CW: Ist das eine Anwendung, die sie auch anderen Kunden zu Verfügung stellen?

Kurien: Bislang noch nicht. Wir planen aber, sie zum Download anzubieten.

Die gesamte IT-Industrie muss sich den drei wesentlichen aktuellen Trends stellen: Cloud Computing, Mobility und Analytics. Überlagert wird das Ganze von der sozialen Ebene. Das Computing war bislang ein System, in dem Datensätze gespeichert wurden. Sicher, die Technik hat sich im Lauf der Jahr verändert, aber das Prinzip ist gleich geblieben. Mit der "Consumerization" der IT etabliert sich die Interaktion. Das Erlebnis am Frontend entscheidet über die Akzeptanz. Eine wesentliche Möglichkeit, Kunden zu gewinnen, besteht darin, in das Frontend zu investieren.

Vergleichbar wichtig ist es, die eigenen Mitarbeiter zu begeistern. Etablierte, große Unternehmen wie Wipro, sind heute nicht mehr cool. Der einzige Weg, Mitarbeiter zu gewinnen und zu begeistern, ist, ihnen ein innovatives Frontend zu bieten. Am Randbereich der IT entstehen heute die Innovationen. Bahnbrechende Neuerungen in der IT sind nicht mehr das Privileg der zentralen IT.
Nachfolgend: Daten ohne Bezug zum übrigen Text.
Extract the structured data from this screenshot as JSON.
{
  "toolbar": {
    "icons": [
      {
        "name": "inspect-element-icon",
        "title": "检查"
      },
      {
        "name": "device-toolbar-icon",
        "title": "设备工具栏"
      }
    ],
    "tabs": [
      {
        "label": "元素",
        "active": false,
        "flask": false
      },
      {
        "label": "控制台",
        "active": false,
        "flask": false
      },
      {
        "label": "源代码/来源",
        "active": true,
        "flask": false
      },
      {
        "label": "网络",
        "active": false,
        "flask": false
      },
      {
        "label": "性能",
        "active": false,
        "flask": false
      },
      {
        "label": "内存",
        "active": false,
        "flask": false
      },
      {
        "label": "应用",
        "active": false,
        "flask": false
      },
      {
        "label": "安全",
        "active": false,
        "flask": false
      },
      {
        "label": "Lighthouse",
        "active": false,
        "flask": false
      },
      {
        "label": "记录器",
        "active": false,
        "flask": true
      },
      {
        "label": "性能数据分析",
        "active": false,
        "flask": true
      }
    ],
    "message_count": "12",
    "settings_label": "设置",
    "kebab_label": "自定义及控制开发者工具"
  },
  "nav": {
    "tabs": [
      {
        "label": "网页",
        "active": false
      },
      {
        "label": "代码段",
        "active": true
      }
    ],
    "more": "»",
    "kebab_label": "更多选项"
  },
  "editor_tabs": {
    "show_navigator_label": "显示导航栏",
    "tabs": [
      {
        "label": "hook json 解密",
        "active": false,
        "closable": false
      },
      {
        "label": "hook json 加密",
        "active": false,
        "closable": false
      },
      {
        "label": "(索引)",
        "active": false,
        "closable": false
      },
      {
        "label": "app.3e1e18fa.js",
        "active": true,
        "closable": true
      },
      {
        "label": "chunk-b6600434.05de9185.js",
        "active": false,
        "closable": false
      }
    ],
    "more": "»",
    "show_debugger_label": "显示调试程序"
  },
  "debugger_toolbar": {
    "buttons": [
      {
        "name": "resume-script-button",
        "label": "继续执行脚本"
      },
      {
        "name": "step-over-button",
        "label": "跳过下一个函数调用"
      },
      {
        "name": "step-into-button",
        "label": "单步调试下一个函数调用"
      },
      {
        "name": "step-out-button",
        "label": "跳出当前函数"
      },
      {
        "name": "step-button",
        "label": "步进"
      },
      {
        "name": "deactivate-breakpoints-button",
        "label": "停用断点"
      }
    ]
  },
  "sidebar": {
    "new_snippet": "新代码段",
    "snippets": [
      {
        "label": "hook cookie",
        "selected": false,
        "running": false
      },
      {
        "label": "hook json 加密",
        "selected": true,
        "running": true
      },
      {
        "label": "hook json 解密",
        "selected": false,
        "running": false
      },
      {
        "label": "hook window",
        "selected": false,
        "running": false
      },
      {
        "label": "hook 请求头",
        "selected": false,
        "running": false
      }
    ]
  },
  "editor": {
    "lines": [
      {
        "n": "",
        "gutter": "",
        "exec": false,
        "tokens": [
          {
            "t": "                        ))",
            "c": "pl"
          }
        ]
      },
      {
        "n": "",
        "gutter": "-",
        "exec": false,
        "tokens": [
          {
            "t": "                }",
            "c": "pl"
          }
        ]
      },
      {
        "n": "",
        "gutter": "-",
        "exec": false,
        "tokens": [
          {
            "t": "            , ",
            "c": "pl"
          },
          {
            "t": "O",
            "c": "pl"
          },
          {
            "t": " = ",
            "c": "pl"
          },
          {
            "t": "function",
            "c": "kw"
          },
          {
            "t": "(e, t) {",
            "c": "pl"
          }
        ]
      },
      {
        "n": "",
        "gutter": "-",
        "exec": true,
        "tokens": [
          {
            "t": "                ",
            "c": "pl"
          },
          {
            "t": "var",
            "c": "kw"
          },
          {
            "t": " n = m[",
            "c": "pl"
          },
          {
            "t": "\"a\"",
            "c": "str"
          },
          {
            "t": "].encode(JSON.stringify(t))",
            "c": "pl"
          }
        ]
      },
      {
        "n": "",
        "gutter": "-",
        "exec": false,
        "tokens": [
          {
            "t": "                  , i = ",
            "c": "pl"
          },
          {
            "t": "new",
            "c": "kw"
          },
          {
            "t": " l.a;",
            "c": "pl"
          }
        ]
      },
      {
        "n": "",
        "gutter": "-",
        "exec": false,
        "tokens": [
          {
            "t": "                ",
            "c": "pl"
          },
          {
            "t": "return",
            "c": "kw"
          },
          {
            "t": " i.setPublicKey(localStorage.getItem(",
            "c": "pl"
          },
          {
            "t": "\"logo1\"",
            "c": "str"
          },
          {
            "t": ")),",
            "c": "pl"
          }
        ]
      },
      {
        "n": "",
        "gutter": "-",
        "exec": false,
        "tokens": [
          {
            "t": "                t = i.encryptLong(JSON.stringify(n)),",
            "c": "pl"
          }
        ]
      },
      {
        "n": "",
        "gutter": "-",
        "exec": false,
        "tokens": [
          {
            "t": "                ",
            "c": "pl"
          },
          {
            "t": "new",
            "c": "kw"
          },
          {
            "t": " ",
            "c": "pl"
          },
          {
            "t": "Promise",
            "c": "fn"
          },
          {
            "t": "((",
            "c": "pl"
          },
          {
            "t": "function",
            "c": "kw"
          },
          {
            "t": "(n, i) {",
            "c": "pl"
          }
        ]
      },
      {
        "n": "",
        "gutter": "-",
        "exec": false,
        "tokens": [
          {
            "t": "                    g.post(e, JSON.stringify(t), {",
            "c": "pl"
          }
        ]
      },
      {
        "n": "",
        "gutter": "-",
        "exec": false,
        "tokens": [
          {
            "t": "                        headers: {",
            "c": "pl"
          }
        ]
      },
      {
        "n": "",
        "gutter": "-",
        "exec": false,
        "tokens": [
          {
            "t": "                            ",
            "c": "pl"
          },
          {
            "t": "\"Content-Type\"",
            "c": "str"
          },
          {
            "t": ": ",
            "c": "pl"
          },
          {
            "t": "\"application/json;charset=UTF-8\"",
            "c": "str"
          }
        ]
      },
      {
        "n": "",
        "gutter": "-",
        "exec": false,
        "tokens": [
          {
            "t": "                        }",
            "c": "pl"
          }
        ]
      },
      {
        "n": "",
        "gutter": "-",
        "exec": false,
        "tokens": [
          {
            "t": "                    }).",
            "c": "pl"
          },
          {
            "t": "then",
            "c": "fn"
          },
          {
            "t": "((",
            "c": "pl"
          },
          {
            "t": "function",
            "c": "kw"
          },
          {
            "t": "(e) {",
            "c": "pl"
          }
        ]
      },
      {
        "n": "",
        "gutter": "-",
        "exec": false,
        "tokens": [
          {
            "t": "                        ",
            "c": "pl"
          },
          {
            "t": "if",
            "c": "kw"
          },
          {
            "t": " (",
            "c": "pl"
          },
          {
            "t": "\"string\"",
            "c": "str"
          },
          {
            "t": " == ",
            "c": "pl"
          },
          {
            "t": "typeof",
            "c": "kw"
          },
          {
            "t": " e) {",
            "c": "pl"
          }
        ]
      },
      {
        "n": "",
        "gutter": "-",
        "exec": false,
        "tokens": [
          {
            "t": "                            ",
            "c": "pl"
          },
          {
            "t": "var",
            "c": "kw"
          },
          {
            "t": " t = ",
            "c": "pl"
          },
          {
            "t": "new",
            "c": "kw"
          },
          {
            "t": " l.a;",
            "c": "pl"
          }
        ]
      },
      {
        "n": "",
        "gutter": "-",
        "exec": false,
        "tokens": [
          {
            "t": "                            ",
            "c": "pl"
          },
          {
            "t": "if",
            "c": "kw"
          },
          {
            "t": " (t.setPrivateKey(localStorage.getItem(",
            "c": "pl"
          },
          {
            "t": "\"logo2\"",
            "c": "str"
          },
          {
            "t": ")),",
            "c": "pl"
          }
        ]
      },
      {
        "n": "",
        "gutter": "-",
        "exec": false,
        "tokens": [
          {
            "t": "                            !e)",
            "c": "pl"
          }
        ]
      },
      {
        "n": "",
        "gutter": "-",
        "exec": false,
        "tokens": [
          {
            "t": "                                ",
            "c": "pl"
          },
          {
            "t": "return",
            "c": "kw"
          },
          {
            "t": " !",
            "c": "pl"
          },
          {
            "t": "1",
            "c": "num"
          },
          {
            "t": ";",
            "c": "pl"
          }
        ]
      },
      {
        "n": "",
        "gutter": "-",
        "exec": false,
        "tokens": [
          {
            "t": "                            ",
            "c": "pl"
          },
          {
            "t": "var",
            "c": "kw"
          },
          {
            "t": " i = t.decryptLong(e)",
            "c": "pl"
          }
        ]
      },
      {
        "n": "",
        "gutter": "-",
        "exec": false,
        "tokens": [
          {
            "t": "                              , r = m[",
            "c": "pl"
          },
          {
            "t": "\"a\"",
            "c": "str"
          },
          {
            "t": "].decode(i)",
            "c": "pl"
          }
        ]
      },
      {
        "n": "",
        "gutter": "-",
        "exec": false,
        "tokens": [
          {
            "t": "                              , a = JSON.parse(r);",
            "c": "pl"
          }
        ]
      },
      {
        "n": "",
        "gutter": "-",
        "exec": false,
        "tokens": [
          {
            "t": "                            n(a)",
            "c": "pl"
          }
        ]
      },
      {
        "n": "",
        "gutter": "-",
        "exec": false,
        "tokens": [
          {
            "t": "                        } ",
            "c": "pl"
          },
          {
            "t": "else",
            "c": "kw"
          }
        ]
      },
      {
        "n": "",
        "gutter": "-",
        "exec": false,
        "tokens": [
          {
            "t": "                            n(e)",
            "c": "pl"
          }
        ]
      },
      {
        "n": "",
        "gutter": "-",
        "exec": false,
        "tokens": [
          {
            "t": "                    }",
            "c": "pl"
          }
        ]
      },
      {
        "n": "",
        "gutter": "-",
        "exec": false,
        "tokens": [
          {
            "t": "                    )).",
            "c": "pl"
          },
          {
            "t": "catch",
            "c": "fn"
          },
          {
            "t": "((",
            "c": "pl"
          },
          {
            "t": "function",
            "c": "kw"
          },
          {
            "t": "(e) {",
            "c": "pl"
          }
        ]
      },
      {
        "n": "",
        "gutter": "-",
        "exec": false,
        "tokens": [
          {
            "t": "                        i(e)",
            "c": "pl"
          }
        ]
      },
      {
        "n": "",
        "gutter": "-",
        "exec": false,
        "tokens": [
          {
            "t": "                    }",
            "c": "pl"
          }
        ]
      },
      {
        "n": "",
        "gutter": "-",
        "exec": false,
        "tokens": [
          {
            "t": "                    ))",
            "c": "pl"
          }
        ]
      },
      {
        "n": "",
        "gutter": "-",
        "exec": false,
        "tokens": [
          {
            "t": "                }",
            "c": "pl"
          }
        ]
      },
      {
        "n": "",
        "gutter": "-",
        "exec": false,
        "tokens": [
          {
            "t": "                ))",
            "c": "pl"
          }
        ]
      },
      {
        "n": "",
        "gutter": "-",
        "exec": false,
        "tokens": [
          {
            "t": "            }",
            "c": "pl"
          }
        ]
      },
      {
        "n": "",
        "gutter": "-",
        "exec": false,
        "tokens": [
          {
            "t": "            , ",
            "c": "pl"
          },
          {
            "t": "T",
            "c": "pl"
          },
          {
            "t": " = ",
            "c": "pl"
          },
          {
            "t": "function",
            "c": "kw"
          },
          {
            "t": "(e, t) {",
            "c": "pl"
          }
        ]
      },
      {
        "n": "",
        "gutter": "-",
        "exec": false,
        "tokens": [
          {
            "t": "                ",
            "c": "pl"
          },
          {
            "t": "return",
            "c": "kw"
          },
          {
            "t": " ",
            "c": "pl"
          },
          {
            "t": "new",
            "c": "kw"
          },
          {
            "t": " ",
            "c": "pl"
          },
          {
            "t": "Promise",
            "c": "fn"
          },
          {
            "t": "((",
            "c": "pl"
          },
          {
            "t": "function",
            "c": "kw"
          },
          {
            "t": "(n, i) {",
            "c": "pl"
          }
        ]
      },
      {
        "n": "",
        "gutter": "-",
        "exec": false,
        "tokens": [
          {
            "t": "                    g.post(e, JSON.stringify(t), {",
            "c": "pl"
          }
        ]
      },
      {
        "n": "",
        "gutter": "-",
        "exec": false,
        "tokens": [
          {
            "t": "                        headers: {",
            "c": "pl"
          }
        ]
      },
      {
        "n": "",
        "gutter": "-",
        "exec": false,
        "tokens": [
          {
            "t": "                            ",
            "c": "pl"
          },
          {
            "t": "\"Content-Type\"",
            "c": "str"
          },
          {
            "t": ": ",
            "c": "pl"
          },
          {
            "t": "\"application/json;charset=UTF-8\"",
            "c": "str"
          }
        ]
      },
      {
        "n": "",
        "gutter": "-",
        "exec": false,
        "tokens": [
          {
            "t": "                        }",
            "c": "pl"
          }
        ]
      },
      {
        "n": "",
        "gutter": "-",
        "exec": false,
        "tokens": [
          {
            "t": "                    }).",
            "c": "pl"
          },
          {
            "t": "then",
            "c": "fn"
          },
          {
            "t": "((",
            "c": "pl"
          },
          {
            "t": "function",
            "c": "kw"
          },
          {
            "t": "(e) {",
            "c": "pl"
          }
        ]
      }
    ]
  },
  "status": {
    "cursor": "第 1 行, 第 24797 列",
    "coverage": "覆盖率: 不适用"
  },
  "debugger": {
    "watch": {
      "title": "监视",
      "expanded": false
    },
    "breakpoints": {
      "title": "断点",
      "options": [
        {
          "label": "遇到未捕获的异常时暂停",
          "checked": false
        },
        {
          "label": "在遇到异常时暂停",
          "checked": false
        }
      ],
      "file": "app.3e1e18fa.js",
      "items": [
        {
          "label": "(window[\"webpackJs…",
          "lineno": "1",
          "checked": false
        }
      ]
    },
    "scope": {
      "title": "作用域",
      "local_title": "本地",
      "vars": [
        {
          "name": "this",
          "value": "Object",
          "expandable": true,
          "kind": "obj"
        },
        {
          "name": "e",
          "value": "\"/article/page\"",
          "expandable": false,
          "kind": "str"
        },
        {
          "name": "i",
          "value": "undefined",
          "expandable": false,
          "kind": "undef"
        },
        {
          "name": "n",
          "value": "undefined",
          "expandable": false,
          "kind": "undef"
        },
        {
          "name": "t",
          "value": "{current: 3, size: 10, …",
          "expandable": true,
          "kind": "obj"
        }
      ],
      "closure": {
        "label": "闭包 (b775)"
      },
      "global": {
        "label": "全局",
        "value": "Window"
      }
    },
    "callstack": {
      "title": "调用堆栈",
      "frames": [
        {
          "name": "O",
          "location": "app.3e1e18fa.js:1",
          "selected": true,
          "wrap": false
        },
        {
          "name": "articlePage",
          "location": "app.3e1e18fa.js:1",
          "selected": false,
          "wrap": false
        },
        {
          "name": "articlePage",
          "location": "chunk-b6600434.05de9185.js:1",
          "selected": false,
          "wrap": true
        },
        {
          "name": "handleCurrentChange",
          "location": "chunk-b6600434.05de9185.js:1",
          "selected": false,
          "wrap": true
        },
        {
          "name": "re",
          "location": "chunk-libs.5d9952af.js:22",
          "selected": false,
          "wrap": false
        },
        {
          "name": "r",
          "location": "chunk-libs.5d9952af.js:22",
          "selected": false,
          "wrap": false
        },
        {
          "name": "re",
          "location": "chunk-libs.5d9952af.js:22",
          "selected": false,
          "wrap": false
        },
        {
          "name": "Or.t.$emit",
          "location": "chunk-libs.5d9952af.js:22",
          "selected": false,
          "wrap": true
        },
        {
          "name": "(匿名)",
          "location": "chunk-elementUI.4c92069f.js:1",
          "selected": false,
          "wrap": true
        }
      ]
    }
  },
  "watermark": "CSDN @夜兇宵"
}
Den Privatkundenmarkt im Blick

CW: Sie müssen sich also auch in Sachen Kundenansprache neu orientieren.

Kurien: Ja, wir bewegen uns damit nicht mehr wie bislang ausschließlich im B2B-Umfeld. Unsere Entwicklung verläuft zwangsläufig in Richtung Privatkundenmarkt, da auch unsere Geschäftskunden den B2C-Markt adressieren.

CW: Am Ende der Lieferkette stand schon immer der Privatkunde. Was hat sich geändert?

Kurien: "Die Entwicklung verläuft zwangsläufig in Richtung Privatkundenmarkt."

Kurien: Wir sehen in allen Branchen den Trend zur kundenindividuellen Ansprache. Vorreiter war vor Jahren die Autoindustrie, die ihren Käufern die Möglichkeit eingeräumt hat, ihr Auto nach eigenen Vorstellungen zu konfigurieren. Dieser Ansatz wurde auch in andere Branchen übertragen und Grundlage dafür ist immer die IT. Die Differenzierung am Frontend beim Kunden ist wettbewerbsentscheidend.

CW: Basis ist aber weiterhin auch die Backend-IT, denn darauf basieren viele Prozesse.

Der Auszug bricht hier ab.